Khan’s research has centered on the role CD8+ T-cells play in chronic toxoplasmosis. These particular T-cells help control chronic infection against Toxoplasma gondii. “In chronic infection, CD8+ T-cells are very critical because if you deplete CD8+ T-cells, there’s a possibility of reactivation [of the infection],” he explained.

Khan also works to understand the development and maintenance of CD8+ T-cell immunity and to identify the factors responsible for initiation of robust CD8+ T-cell immunity. Another ongoing study for Khan and his lab is on the role of the CD4+ T-cell. Exhaustion of CD4+ cells may lead to malfunctions in the CD8+ T-cells, Khan said.

After Khan’s talk, Miller again took the stage to hand off the 2015 Elaine H. Snyder Cancer Research Award to Nazarian. Miller said he was particularly pleased to be giving the award to Nazarian “not only because he is a GW alum … but he’s also a partner at the [Children’s National].”

Miller praised Nazarian’s work on molecular-based therapies for treating childhood brain tumors, emphasizing his multidisciplinary approach with neurosurgeons, neurologists, oncologists, and others.

After thanking Miller for the honor and opportunity to speak, Nazarian added that he always finds it a pleasure “to come back to GW.”

His research centers on pediatric diffuse intrinsic pontine glioma (DIPG), an aggressive tumor of the brainstem. There are about 300 cases of DIPG a year, he said, and it acts for about 10 percent to 15 percent of all pediatric central nervous system cancers. DIPG also has a 95 percent rate of morality, with most children dying within a year of diagnosis.

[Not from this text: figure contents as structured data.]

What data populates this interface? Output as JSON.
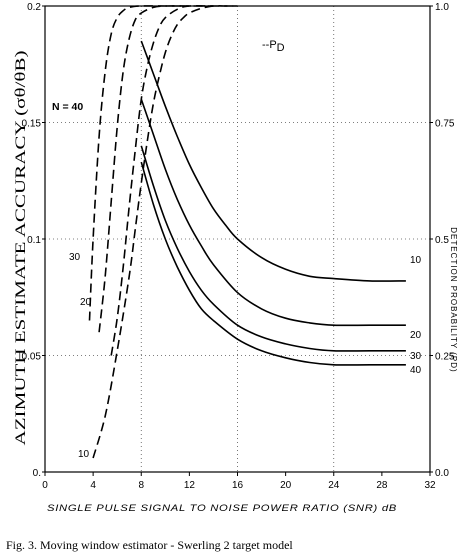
{
  "chart_data": {
    "type": "line",
    "xlabel": "SINGLE PULSE SIGNAL TO NOISE POWER RATIO (SNR) dB",
    "ylabel": "AZIMUTH ESTIMATE ACCURACY (σθ/θB)",
    "y2label": "DETECTION PROBABILITY (PD)",
    "xlim": [
      0,
      32
    ],
    "ylim": [
      0,
      0.2
    ],
    "y2lim": [
      0,
      1.0
    ],
    "x_ticks": [
      "0",
      "4",
      "8",
      "12",
      "16",
      "20",
      "24",
      "28",
      "32"
    ],
    "y_ticks": [
      "0.",
      "0.05",
      "0.1",
      "0.15",
      "0.2"
    ],
    "y2_ticks": [
      "0.0",
      "0.25",
      "0.5",
      "0.75",
      "1.0"
    ],
    "grid": "dotted",
    "legend": {
      "label": "--P",
      "subscript": "D",
      "position": "top-right"
    },
    "accuracy_series": [
      {
        "name": "10",
        "x": [
          8,
          9,
          10,
          11,
          12,
          13,
          14,
          15,
          16,
          18,
          20,
          22,
          24,
          27,
          30
        ],
        "y": [
          0.185,
          0.171,
          0.157,
          0.144,
          0.132,
          0.122,
          0.113,
          0.106,
          0.1,
          0.092,
          0.087,
          0.084,
          0.083,
          0.082,
          0.082
        ]
      },
      {
        "name": "20",
        "x": [
          8,
          9,
          10,
          11,
          12,
          13,
          14,
          16,
          18,
          20,
          22,
          24,
          27,
          30
        ],
        "y": [
          0.16,
          0.145,
          0.13,
          0.117,
          0.106,
          0.097,
          0.089,
          0.077,
          0.07,
          0.066,
          0.064,
          0.063,
          0.063,
          0.063
        ]
      },
      {
        "name": "30",
        "x": [
          8,
          9,
          10,
          11,
          12,
          13,
          14,
          16,
          18,
          20,
          22,
          24,
          27,
          30
        ],
        "y": [
          0.14,
          0.123,
          0.108,
          0.096,
          0.086,
          0.078,
          0.072,
          0.063,
          0.058,
          0.055,
          0.053,
          0.052,
          0.052,
          0.052
        ]
      },
      {
        "name": "40",
        "x": [
          8,
          9,
          10,
          11,
          12,
          13,
          14,
          16,
          18,
          20,
          22,
          24,
          27,
          30
        ],
        "y": [
          0.133,
          0.115,
          0.1,
          0.088,
          0.078,
          0.07,
          0.065,
          0.057,
          0.052,
          0.049,
          0.047,
          0.046,
          0.046,
          0.046
        ]
      }
    ],
    "pd_series": [
      {
        "name": "N=40",
        "x": [
          3.7,
          4.0,
          4.5,
          5.0,
          5.5,
          6.0,
          6.5,
          7.0,
          8.0,
          10.0,
          12.0
        ],
        "y": [
          0.325,
          0.5,
          0.72,
          0.86,
          0.94,
          0.975,
          0.99,
          0.997,
          1.0,
          1.0,
          1.0
        ]
      },
      {
        "name": "30",
        "x": [
          4.5,
          5.0,
          5.5,
          6.0,
          6.5,
          7.0,
          7.5,
          8.0,
          9.0,
          10.0,
          12.0,
          14.0
        ],
        "y": [
          0.3,
          0.42,
          0.58,
          0.74,
          0.86,
          0.93,
          0.97,
          0.985,
          0.997,
          1.0,
          1.0,
          1.0
        ]
      },
      {
        "name": "20",
        "x": [
          5.5,
          6.0,
          6.5,
          7.0,
          7.5,
          8.0,
          8.5,
          9.0,
          9.5,
          10.0,
          11.0,
          12.0,
          14.0,
          16.0
        ],
        "y": [
          0.25,
          0.33,
          0.44,
          0.57,
          0.69,
          0.8,
          0.87,
          0.92,
          0.955,
          0.975,
          0.993,
          1.0,
          1.0,
          1.0
        ]
      },
      {
        "name": "10",
        "x": [
          4.0,
          5.0,
          6.0,
          7.0,
          7.5,
          8.0,
          8.5,
          9.0,
          9.5,
          10.0,
          10.5,
          11.0,
          11.5,
          12.0,
          13.0,
          14.0,
          15.0,
          16.0
        ],
        "y": [
          0.03,
          0.12,
          0.26,
          0.42,
          0.52,
          0.62,
          0.71,
          0.79,
          0.85,
          0.9,
          0.935,
          0.96,
          0.975,
          0.985,
          0.995,
          1.0,
          1.0,
          1.0
        ]
      }
    ],
    "annotations": {
      "n40": "N = 40",
      "pd30": "30",
      "pd20": "20",
      "pd10": "10",
      "acc10": "10",
      "acc20": "20",
      "acc30": "30",
      "acc40": "40"
    }
  },
  "caption": "Fig. 3. Moving window estimator - Swerling 2 target model"
}
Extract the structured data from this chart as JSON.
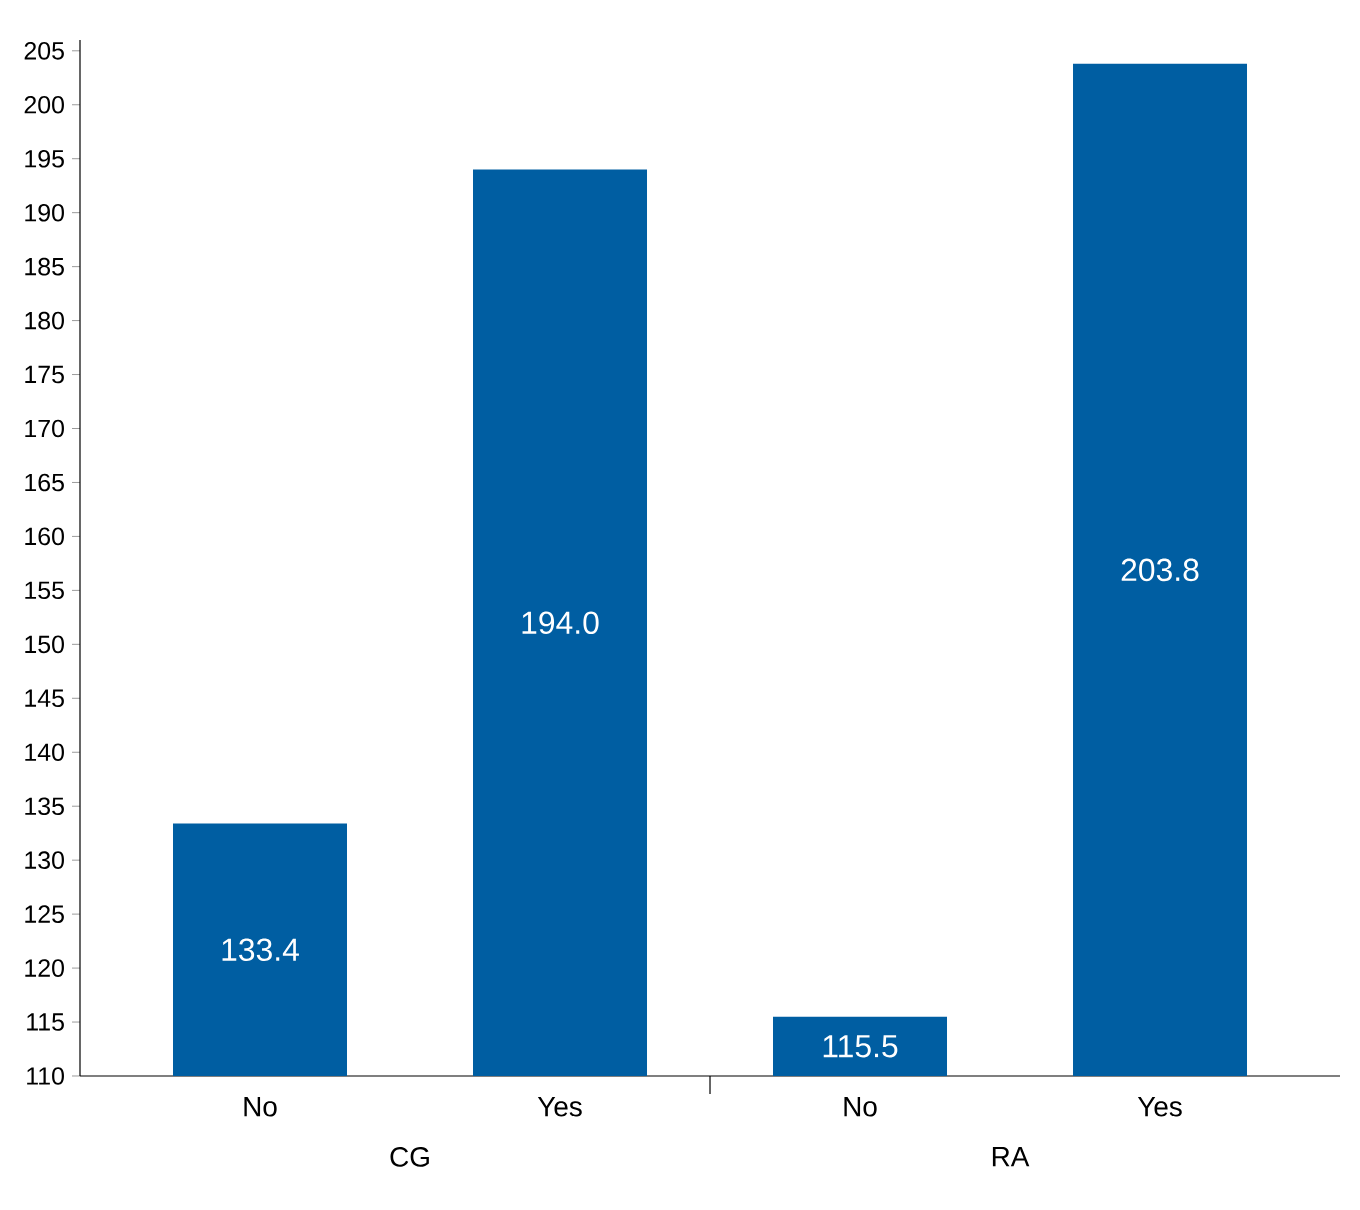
{
  "chart_data": {
    "type": "bar",
    "categories": [
      "No",
      "Yes",
      "No",
      "Yes"
    ],
    "values": [
      133.4,
      194.0,
      115.5,
      203.8
    ],
    "value_labels": [
      "133.4",
      "194.0",
      "115.5",
      "203.8"
    ],
    "color": "#005ea2",
    "ylim": [
      110,
      206
    ],
    "yticks": [
      110,
      115,
      120,
      125,
      130,
      135,
      140,
      145,
      150,
      155,
      160,
      165,
      170,
      175,
      180,
      185,
      190,
      195,
      200,
      205
    ],
    "annotations": [
      "CG",
      "RA"
    ]
  }
}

DIPGs are different in children than adults, he said. To better understand the differences, Nazarian studies epigenomics, which he says is both very simple and highly complicated.

“As you’re sitting right here, some of your phones could be updating their software,” he said to the event attendees. “That is an epigenomic that is changing, but you do not how it is actually done. We don’t get an email with an epigenomic data update on how a particular organ is changed.”

However, recently there has been much progress when it comes to the study of pediatric brain tumors and their genomic landscape, thanks to an increase in available specimens, he said. “Parents come up to us and told us ‘take the brain of my child and see what’s wrong with it and study it,’ ” Nazarian said.

In addition, the safety of pontine biopsies has grown, the outcome of which has led to a biorepository of hundreds of samples at Children’s National.

That biorepository will allow Nazarian and his colleagues to better answer questions including: What’s the nature of tumor geneity? Are they homogenous or heterogeneous?

Answering such questions and gaining a better understanding of the genomic landscape of DIPGs will allow for the development of targeted therapies for cancer, Nazarian said.